Um estudo assinado por Caporal prevê que, só no setor de infraestrutura subjacente (minerais críticos, semicondutores e outras tecnologias de próxima geração) serão criados 450 mil postos de trabalho, nos EUA, em um intervalo de cinco anos. “Tanto os EVs quanto os AVs exigirão investimentos em infraestrutura inteligente e conectividade, demandando força de trabalho”, enfatiza.
Temor de desemprego
Em contraposição, a União Norte-Americana dos Trabalhadores do Transporte teme que a mobilidade autônoma acabe por gerar desemprego. O presidente da entidade, John Samuelsen, disse ao subcomitê que trabalhadores rodoviários, funcionários de companhias aéreas e serviços públicos “estão preocupados com o risco de perderem seus empregos” e este temor aumenta com a perspectiva de os AVs ganharem as ruas “aleatoriamente, prejudicando os assalariados”. Ele disse que os sindicatos endossarão uma nova legislação, conquanto ela regule as novas tecnologias, exija altos padrões de segurança e garanta a geração de novos postos de trabalho. “A integração dos AVs aos sistemas viários terá um enorme impacto no futuro da mobilidade e trará efeitos para todos que compõem a ‘linha de frente’, dos usuários aos profissionais”.
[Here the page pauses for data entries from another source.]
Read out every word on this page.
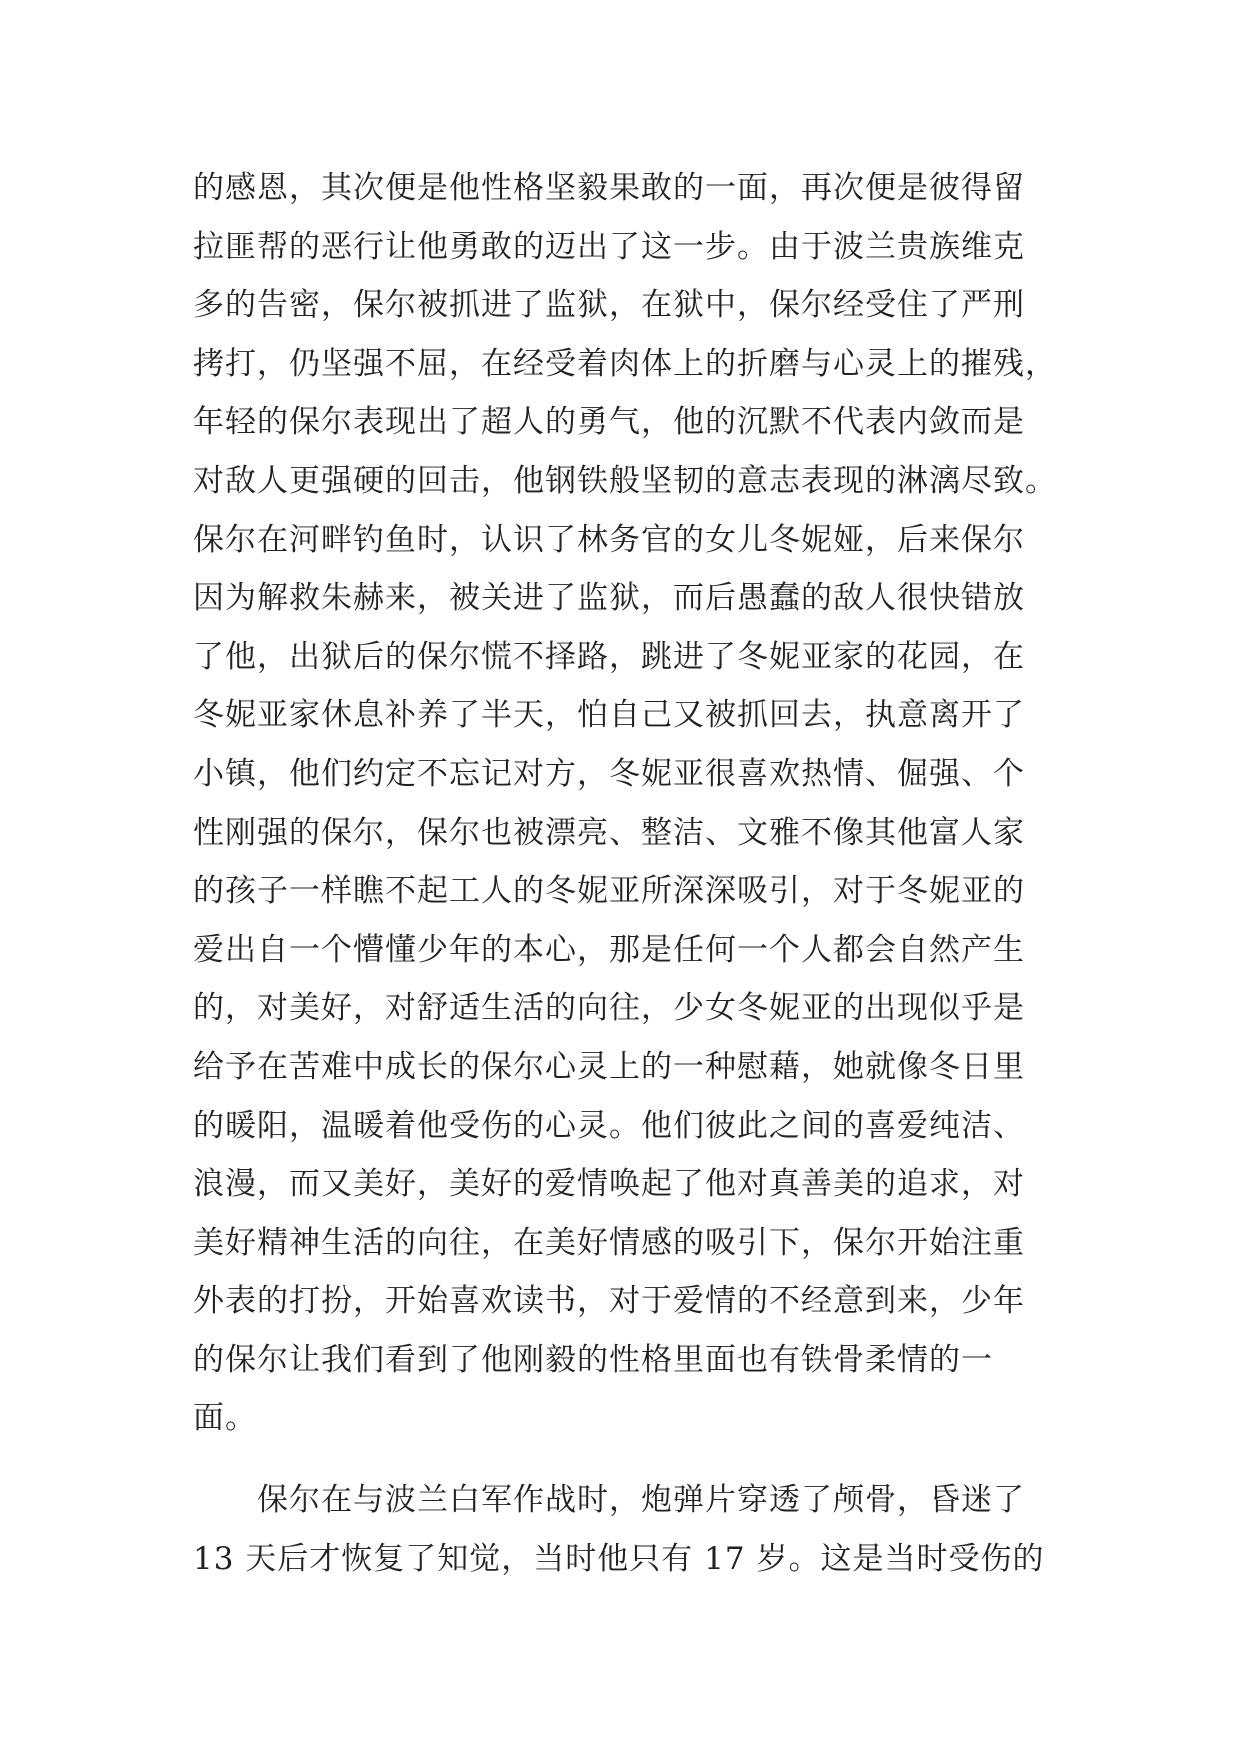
的感恩，其次便是他性格坚毅果敢的一面，再次便是彼得留
拉匪帮的恶行让他勇敢的迈出了这一步。由于波兰贵族维克
多的告密，保尔被抓进了监狱，在狱中，保尔经受住了严刑
拷打，仍坚强不屈，在经受着肉体上的折磨与心灵上的摧残，
年轻的保尔表现出了超人的勇气，他的沉默不代表内敛而是
对敌人更强硬的回击，他钢铁般坚韧的意志表现的淋漓尽致。
保尔在河畔钓鱼时，认识了林务官的女儿冬妮娅，后来保尔
因为解救朱赫来，被关进了监狱，而后愚蠢的敌人很快错放
了他，出狱后的保尔慌不择路，跳进了冬妮亚家的花园，在
冬妮亚家休息补养了半天，怕自己又被抓回去，执意离开了
小镇，他们约定不忘记对方，冬妮亚很喜欢热情、倔强、个
性刚强的保尔，保尔也被漂亮、整洁、文雅不像其他富人家
的孩子一样瞧不起工人的冬妮亚所深深吸引，对于冬妮亚的
爱出自一个懵懂少年的本心，那是任何一个人都会自然产生
的，对美好，对舒适生活的向往，少女冬妮亚的出现似乎是
给予在苦难中成长的保尔心灵上的一种慰藉，她就像冬日里
的暖阳，温暖着他受伤的心灵。他们彼此之间的喜爱纯洁、
浪漫，而又美好，美好的爱情唤起了他对真善美的追求，对
美好精神生活的向往，在美好情感的吸引下，保尔开始注重
外表的打扮，开始喜欢读书，对于爱情的不经意到来，少年
的保尔让我们看到了他刚毅的性格里面也有铁骨柔情的一
面。
　　保尔在与波兰白军作战时，炮弹片穿透了颅骨，昏迷了
13 天后才恢复了知觉，当时他只有 17 岁。这是当时受伤的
Enquanto o Senado empaca na aprovação de uma legislação nacional, a Cruise, empresa que desenvolve tecnologias para condução autônoma e que fica sob o guarda-chuvas da General Motors, confirmou que espera, ainda para este primeiro trimestre, uma autorização da Comissão californiana de Serviços Públicos para cobrar pelas viagens sem motoristas feitas por seus robotáxis. O SoftBank vai injetar US$ 1,35 bilhão (o equivalente a R$ 7,1 bilhões), reservados desde 2019, para esta fase de implantação comercial do negócio. “A maioria das pessoas que embarca em um táxi autônomo experimenta um prazer infantil, na primeira viagem. Mas a verdade é que elas vão se habituando e passam até mesmo a cochilar durante os trajetos”, conta seu fundador e presidente-executivo (CEO) interino, Kyle Vogt.
Desde a última terça-feira, a Cruise abriu uma lista de espera para o público em geral se inscrever para viagens gratuitas, em San Francisco. A empresa é avaliada, hoje, em US$ 30 bilhões (o equivalente a quase R$ 160 bilhões), pouco menos de um terço do valor de mercado da própria GM. Apesar da indefinição regulatória, os AVs são tão promissores que, perguntada se a gigante automotiva listaria a Cruise no mercado de ações para capitalização, sua presidente-executiva (CEO), Mary Barra, foi enfática na negativa: “a GM considera que a Cruise é muito bem financiada”.
Vale citar que, nesta semana, a Tesla confirmou o recall de mais de 50 mil unidades de seus Model S, X, Y e 3, produzidos entre 2016 e 2022, justamente para a desativação da função “rolling stop”, de seu sistema semiautônomo, que apresenta falhas na detecção de outros veículos, pedestres ou ciclistas em cruzamentos, não imobilizando o carro totalmente antes de prosseguir, o que fere, inclusive, muitas legislações estaduais norte-americanas.